Momentan hängt er allerdings noch halb auf mir, um in mein Wasserschälchen zu schauen. Ich drücke ihn sanft zur Seite und schaue nun selbst erst einmal nach, was ich da gegossen habe.
„Ich meine, das ist ganz klar ein Nashorn!“, lacht Rüdiger. Ich gucke noch mal und noch mal, aber es will sich mir kein Nashorn zeigen. „Selber Nashorn.“, schäkere ich ihn an. „Wenn das ein Nashorn ist, dann bin ich ein Grottenolm.“
„Hallo Frau Grottenolm, wennse mal schauen wollten?“ Er zeigt mit dem Löffelstiel auf einen besonders schönen Auswuchs am gegossenen Bleigebilde und macht plötzlich große Augen. „Aber nein! Das ist ja…ich glaub es nicht…Ooooohhhh! Das wird ja ein spannendes Jahr für dich, Rike!“ Er reibt sich die Hände und sinniert dann.
„Aha.“, staune ich, denn ich kann mir nicht vorstellen, was mir ein Nashorn verheißen will, bei aller Liebe und Fantasie.
Rüdiger freut sich für mich. „Du wirst eine Reise machen, Rike. Eine ganz besondere Reise.“
„Auf einem Nashorn??“
„Aber nicht doch, nicht doch.
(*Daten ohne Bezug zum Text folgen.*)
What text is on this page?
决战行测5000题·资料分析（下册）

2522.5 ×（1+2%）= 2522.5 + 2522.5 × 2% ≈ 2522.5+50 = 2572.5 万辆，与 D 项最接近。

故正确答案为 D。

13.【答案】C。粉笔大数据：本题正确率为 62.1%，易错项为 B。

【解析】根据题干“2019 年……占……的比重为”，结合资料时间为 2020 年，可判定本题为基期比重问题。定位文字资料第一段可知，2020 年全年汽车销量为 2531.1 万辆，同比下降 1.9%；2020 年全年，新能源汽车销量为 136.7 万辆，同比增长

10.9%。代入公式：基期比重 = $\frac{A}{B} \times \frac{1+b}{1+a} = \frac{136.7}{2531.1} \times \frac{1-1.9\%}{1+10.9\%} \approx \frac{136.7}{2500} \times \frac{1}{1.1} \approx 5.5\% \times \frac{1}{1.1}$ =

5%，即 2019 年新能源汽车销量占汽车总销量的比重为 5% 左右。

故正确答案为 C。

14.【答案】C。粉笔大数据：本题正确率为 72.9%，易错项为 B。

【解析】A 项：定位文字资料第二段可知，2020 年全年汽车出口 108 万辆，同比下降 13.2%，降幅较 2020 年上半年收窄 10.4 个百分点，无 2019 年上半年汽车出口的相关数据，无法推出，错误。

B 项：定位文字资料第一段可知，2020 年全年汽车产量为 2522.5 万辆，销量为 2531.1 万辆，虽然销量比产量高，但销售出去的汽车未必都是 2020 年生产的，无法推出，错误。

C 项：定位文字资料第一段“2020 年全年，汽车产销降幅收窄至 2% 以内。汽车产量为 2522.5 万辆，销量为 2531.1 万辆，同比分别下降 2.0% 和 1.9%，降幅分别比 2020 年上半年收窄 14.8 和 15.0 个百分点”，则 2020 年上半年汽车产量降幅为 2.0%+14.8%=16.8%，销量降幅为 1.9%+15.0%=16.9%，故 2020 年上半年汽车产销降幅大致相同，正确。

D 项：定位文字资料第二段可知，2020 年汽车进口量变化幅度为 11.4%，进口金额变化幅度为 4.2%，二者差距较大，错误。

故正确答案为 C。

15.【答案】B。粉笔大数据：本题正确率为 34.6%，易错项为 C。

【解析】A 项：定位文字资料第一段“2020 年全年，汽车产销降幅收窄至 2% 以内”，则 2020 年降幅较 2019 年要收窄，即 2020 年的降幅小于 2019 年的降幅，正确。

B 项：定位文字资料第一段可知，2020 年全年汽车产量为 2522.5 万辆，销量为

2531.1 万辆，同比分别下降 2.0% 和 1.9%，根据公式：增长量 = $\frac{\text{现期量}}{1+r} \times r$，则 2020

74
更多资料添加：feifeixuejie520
Ich habe mich geirrt. Das ist einwandfrei eine Lokomotive. So eine richtig alte Lok mit Schornstein.“
Nun kommen plötzlich auch die anderen Silvesterpartygäste vom Balkon (geraucht wird nur auf dem Balkon!!) und wollen die alte Lokomotive sehen.
„Klar!“, lacht Jörn. Jörn ist Rüdigers Frau, obwohl er natürlich ein Mann ist. Glaube ich jedenfalls. Auf alle Fälle sind beide leider so schwul, dass ich es mir leisten kann, sie schamlos anzuschäkern.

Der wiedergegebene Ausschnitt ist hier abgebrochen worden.